How do I calculate my internet connection for a livestream?
We have a rule of thumb with which it always actually works. Assume 10 MBit/s per livestream that you are sending to a server from your location. For example the transmission from 3 cameras via a mixer and an encoder to YouTube. The best thing to do is to reserve 10 Mbit/s in your upload line for this alone. In some internet connections this already “occupies” everything that is available. So, for connections with Teams or Zoom, you should already plan a second connection here.
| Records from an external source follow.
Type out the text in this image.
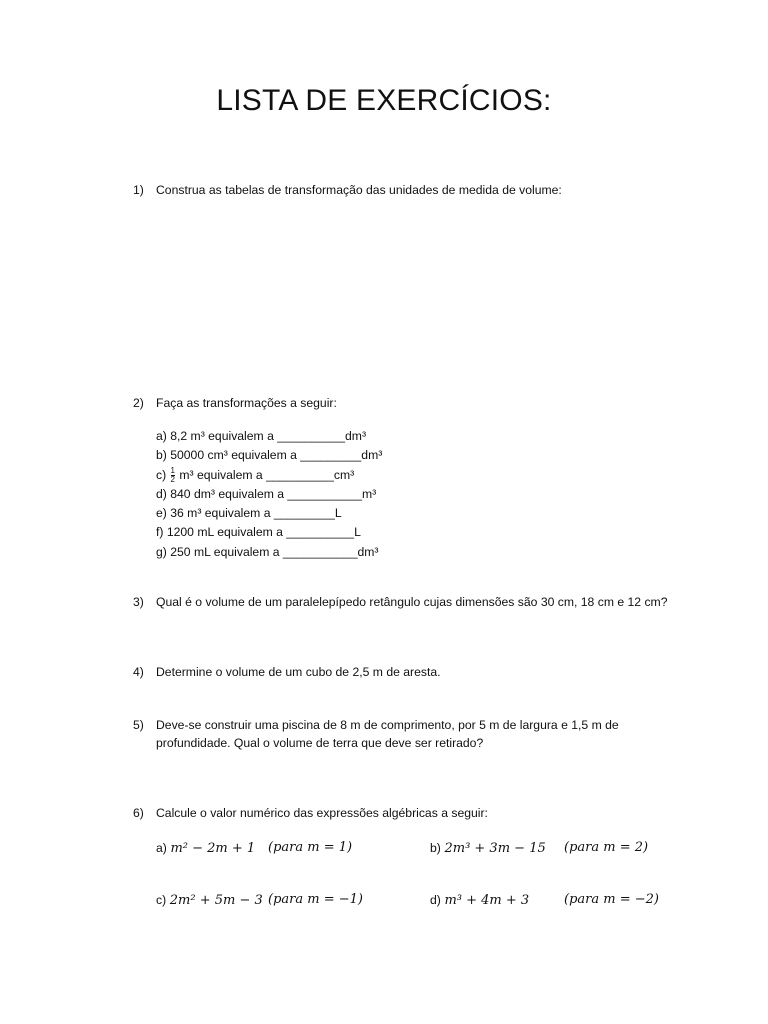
LISTA DE EXERCÍCIOS:
1) Construa as tabelas de transformação das unidades de medida de volume:
2) Faça as transformações a seguir:
a) 8,2 m³ equivalem a __________dm³
b) 50000 cm³ equivalem a _________dm³
$c) \frac{1}{2} m^3$ equivalem a __________cm³
d) 840 dm³ equivalem a ___________m³
e) 36 m³ equivalem a _________L
f) 1200 mL equivalem a __________L
g) 250 mL equivalem a ___________dm³
3) Qual é o volume de um paralelepípedo retângulo cujas dimensões são 30 cm, 18 cm e 12 cm?
4) Determine o volume de um cubo de 2,5 m de aresta.
5) Deve-se construir uma piscina de 8 m de comprimento, por 5 m de largura e 1,5 m de profundidade. Qual o volume de terra que deve ser retirado?
6) Calcule o valor numérico das expressões algébricas a seguir:
a) m² − 2m + 1 (para m = 1)	b) 2m³ + 3m − 15 (para m = 2)
c) 2m² + 5m − 3 (para m = −1)	d) m³ + 4m + 3	(para m = −2)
Internet from the box: Bonding Encoder for more bandwidth in live streaming
This means you can plan for more bandwidth for livestreams, for example with the GigaCube from Vodafone or comparable products from O2 or Telekom, or pack everything into one device: The MiNE M4. This bundles the connections for your livestreams and ensures the reliability of the stream. This “taps in” equally to the networks of Telekom, Vodafone and O2. You use your SIM cards, which are not part of the device, and distribute these over the four SIM card slots. With LTE Speed you can thus generate a quadruple connection that achieves up to 100 Mbit/s for uploading and downloading. The livestream can thus take place reliably, and even the connections via Zoom or Teams can be easily realized via the same connection.
Making the internet failsafe
There are, of course, extreme situations such as a complete network crash or power outages. But with the MiNE M4, such extreme situations remain the only challenge, and the business of normal streaming can continue as planned. The battery in the MiNE M4 lasts for up to 4 hours and is thus a saviour on the road when you need stable internet for the livestream.